Qual a sua expectativa para o trabalho em Portugal?
Ser embaixador aqui é muito gratificante e intenso. Justamente pela proximidade da relação entre os dois países, é muito impressionante. Politicamente a relação está em um excelente momento.
Estou extremamente animado com essa nova fase, quase com uma retomada das relações. Houve a cúpula Brasil Portugal em Brasília, que passou por vários temas da agenda bilateral. Desde comércio até questões como reconhecimento dos diplomas. Mas também deu ímpeto natural à relação e ao entendimento. Portugal tem sido um parceiro muito importante do Brasil na esfera internacional. Nós valorizamos muito isso.

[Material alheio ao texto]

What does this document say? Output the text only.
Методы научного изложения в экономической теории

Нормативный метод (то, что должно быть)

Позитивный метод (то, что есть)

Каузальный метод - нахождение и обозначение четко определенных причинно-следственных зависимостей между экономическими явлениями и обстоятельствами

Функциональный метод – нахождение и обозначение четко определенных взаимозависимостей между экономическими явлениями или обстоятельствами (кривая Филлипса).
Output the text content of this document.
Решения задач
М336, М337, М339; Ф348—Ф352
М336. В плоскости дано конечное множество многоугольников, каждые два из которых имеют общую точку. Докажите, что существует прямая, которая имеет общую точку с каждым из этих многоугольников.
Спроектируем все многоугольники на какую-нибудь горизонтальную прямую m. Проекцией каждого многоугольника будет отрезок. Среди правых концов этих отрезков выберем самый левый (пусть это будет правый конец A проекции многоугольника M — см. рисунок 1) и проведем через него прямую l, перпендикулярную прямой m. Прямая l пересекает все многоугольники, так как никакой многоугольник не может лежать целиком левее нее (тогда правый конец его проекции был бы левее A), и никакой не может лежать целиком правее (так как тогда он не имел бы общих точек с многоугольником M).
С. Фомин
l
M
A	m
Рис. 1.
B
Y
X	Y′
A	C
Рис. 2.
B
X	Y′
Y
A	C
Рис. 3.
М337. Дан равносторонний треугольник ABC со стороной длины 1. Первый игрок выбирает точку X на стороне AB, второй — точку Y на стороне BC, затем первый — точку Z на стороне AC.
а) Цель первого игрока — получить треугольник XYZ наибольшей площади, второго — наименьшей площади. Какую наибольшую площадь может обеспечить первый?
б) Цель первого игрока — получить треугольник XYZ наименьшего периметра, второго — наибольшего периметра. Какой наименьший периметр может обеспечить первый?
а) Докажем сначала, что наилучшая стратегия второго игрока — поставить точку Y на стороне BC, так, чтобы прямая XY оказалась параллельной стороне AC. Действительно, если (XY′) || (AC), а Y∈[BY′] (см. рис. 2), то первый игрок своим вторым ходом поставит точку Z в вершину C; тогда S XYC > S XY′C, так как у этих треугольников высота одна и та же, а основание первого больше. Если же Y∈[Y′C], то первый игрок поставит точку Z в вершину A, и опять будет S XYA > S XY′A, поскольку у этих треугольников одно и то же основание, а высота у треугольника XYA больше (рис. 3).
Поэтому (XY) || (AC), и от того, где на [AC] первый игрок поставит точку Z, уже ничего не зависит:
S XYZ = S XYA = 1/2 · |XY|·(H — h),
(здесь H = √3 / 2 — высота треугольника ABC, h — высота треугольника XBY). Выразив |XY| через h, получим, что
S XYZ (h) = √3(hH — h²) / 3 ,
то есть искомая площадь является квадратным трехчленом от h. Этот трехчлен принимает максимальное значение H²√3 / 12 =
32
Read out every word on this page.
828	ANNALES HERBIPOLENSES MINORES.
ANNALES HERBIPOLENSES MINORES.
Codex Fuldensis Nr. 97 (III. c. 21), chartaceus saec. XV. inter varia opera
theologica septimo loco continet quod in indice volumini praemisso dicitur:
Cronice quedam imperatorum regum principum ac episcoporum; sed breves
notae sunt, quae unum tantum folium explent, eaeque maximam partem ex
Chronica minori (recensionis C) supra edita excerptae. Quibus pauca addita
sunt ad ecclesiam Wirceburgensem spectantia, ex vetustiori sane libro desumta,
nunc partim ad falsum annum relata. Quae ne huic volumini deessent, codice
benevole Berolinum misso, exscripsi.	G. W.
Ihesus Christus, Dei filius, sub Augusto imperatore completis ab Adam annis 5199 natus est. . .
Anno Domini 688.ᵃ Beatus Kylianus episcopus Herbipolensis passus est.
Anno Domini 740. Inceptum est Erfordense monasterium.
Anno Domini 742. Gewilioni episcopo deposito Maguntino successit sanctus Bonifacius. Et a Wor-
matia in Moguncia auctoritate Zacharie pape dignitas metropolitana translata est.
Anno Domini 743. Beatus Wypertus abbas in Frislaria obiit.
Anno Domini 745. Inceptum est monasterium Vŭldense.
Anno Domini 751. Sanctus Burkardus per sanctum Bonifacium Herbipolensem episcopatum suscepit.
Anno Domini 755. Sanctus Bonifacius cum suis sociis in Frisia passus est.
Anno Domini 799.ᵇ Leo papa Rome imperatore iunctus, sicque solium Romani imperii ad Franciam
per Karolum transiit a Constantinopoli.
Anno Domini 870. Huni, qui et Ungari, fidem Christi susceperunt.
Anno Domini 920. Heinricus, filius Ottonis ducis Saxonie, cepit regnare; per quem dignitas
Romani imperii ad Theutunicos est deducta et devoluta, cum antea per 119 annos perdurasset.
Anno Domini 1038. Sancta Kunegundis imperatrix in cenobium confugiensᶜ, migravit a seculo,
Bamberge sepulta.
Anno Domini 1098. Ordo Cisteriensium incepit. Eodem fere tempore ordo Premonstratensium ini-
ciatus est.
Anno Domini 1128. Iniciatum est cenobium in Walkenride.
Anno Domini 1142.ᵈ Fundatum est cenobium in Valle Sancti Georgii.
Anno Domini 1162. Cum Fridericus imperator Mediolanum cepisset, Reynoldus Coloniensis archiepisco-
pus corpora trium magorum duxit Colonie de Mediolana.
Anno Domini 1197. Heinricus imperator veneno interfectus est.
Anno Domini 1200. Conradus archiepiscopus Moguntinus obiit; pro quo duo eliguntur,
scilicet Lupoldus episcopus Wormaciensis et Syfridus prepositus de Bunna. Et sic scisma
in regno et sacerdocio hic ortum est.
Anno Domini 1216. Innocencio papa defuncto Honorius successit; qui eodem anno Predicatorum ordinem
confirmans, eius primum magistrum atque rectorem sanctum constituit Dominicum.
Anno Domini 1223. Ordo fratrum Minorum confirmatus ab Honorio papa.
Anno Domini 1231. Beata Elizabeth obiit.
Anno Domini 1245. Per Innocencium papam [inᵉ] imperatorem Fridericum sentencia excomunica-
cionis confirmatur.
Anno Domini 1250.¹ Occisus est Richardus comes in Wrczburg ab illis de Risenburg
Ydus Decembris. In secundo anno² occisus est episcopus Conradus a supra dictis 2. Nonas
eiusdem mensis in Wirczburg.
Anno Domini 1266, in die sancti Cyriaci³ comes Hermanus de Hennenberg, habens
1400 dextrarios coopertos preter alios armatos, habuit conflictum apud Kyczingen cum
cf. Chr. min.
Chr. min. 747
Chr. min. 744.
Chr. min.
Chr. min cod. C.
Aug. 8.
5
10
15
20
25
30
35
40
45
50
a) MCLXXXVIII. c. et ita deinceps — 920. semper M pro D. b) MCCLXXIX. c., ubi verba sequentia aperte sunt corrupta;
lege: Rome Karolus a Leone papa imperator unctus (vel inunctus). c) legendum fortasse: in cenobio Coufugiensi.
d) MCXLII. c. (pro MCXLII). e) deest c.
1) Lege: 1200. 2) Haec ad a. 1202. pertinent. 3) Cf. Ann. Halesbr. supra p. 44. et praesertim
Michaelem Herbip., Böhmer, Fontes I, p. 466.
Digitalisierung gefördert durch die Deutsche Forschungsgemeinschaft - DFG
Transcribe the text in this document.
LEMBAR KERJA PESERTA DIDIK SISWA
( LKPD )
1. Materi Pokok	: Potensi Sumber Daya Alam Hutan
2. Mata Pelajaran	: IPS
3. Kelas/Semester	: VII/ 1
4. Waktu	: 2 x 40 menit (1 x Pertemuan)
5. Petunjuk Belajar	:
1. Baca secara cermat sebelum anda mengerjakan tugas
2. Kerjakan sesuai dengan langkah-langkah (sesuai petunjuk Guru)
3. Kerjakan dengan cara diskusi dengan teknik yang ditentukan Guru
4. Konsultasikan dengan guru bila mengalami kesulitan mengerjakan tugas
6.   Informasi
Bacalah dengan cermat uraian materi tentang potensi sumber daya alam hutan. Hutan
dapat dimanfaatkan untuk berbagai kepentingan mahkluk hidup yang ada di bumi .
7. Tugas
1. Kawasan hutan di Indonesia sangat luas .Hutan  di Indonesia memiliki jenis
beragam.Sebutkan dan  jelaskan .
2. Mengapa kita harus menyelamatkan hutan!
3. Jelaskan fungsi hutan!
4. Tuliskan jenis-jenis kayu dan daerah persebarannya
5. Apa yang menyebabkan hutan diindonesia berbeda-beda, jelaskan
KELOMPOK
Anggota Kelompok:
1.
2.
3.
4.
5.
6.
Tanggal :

Além disso, Portugal hoje em dia, aliás como resultado de seu papel e esforços da diplomacia portuguesa, vamos ter um secretário-geral da ONU pela primeira vez que fala a nossa língua. António Guterres é um motivo de grande satisfação para o Brasil, porque era a pessoa mais qualificada para o cargo. Sabemos com certeza que vamos ter nele uma pessoa muito sensível e atualizada nos problemas mundiais. É um amante da paz. Uma pessoa que sabe construir pontes, que é a grande função do secretário-geral da ONU.